Failed signature verification while hacking

zyga 2017-07-14 12:29:12 UTC #1

So I’m hacking on master today, with snapd running from the tree and suddenly I noticed it spews those messages every few minutes:

2017/07/14 14:21:35.783883 snapmgr.go:418: Cannot prepare auto-refresh change: cannot add some assertions to the system database:

failed signature verification: openpgp: invalid signature: hash tag doesn’t match
2017/07/14 14:21:35.783961 stateengine.go:98: state ensure error: cannot add some assertions to the system database:

failed signature verification: openpgp: invalid signature: hash tag doesn’t match

Any ideas?

niemeyer 2017-07-14 13:50:58 UTC #2

Clearly some of the assertions currently in your system are not being validated with the root keys from your compiled binary.

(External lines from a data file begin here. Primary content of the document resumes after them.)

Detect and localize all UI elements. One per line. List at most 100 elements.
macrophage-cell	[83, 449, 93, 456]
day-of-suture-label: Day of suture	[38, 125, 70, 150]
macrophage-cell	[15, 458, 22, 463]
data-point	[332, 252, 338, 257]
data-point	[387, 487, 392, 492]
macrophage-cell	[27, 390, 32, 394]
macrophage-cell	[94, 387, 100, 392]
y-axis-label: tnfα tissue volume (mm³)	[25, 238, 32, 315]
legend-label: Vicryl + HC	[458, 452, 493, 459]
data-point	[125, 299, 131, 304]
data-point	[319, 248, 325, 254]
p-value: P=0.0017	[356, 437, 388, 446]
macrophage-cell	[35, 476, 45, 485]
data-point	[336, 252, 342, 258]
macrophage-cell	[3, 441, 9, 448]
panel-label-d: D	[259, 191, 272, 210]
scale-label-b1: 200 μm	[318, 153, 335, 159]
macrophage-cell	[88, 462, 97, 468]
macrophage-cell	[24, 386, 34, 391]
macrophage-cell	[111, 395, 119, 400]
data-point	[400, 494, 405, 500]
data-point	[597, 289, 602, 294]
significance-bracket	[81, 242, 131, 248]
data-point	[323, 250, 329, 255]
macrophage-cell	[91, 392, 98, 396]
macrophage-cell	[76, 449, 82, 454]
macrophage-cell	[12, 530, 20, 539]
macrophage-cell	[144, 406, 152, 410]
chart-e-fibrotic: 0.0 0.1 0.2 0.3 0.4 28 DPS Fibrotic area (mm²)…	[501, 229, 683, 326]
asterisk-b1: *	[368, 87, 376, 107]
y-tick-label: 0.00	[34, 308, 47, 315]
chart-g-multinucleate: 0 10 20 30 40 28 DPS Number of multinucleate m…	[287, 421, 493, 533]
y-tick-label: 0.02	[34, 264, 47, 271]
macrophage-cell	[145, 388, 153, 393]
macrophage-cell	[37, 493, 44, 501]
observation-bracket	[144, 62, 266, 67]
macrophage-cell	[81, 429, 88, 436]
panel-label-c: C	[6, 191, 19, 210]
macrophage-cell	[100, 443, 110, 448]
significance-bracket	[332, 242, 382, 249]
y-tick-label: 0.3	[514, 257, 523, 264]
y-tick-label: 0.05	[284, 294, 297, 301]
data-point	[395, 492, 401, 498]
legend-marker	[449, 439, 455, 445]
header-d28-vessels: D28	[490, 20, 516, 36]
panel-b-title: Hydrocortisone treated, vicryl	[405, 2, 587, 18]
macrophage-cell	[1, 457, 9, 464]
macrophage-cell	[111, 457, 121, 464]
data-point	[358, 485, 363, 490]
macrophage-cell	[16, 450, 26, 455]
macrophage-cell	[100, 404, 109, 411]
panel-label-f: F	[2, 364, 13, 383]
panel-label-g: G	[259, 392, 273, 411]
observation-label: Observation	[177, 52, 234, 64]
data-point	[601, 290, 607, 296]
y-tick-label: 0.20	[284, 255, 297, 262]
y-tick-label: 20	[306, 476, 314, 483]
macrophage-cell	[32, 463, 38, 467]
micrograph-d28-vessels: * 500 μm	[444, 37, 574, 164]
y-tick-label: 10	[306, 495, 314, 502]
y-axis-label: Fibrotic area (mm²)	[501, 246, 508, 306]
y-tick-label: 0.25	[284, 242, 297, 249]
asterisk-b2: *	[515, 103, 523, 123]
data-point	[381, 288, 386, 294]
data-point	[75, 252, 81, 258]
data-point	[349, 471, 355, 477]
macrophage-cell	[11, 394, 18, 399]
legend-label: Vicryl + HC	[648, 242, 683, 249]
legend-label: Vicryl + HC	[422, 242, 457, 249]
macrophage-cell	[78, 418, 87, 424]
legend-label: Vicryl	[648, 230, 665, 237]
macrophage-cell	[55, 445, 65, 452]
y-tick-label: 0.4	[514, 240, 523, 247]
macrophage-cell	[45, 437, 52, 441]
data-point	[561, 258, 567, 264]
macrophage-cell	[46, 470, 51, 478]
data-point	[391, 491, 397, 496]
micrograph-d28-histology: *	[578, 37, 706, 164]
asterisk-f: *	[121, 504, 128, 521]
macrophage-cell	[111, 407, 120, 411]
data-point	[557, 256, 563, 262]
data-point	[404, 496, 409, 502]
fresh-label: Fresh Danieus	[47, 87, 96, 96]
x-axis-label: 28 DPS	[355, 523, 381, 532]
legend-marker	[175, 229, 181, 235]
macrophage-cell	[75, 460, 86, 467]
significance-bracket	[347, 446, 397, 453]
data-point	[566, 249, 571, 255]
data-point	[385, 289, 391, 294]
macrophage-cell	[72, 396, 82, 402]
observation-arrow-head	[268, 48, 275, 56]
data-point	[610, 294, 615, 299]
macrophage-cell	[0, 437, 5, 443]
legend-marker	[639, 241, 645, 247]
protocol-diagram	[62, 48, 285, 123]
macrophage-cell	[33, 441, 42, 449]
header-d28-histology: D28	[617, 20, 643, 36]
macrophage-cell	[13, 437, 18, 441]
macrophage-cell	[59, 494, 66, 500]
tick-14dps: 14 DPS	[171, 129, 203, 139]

Can you please dig in further and verify why?

Potential causes:

The key is missing
The key is expired
The signature is corrupted

zyga 2017-07-14 16:35:19 UTC #3

I’m looking at this right now, what I know so far:

my time and date is valid
out of all the assertions on my system only ony has since field and it says 2016-04-01T00:00:00.0Z
out of all the assertions on my system none have timestamps from the future
the error message comes from golang.org/x/crypto/openpgp/packet/public_key.go

I patched my copy to print out the mismatching hashes:

- failed signature verification: openpgp: invalid signature: hash tag doesn't match "\xbfx^\xae\xd4\xe1ci\x94\x8cY-\xae\x13Yx{6\x91\xe4\"\"\n\x06\xfa\x87\x92\xc3D\xaa\xb5\xe0\xbc\xe9\xe7!\x8b\xbfz\x81\a\x9c\x8f\xbf<\x05\xed\"\x94\xbaO<\x801\xe3X>\xb4\xea\xf1\xb0Ղ\xe4" vs "\xd9~"

EDIT: ^ the 2nd string is the hash in the signature

I’ll keep digging.

zyga 2017-08-14 14:39:05 UTC #4

I think this was the bug where we did double utf-8 encoding on the store. The issue is solved now.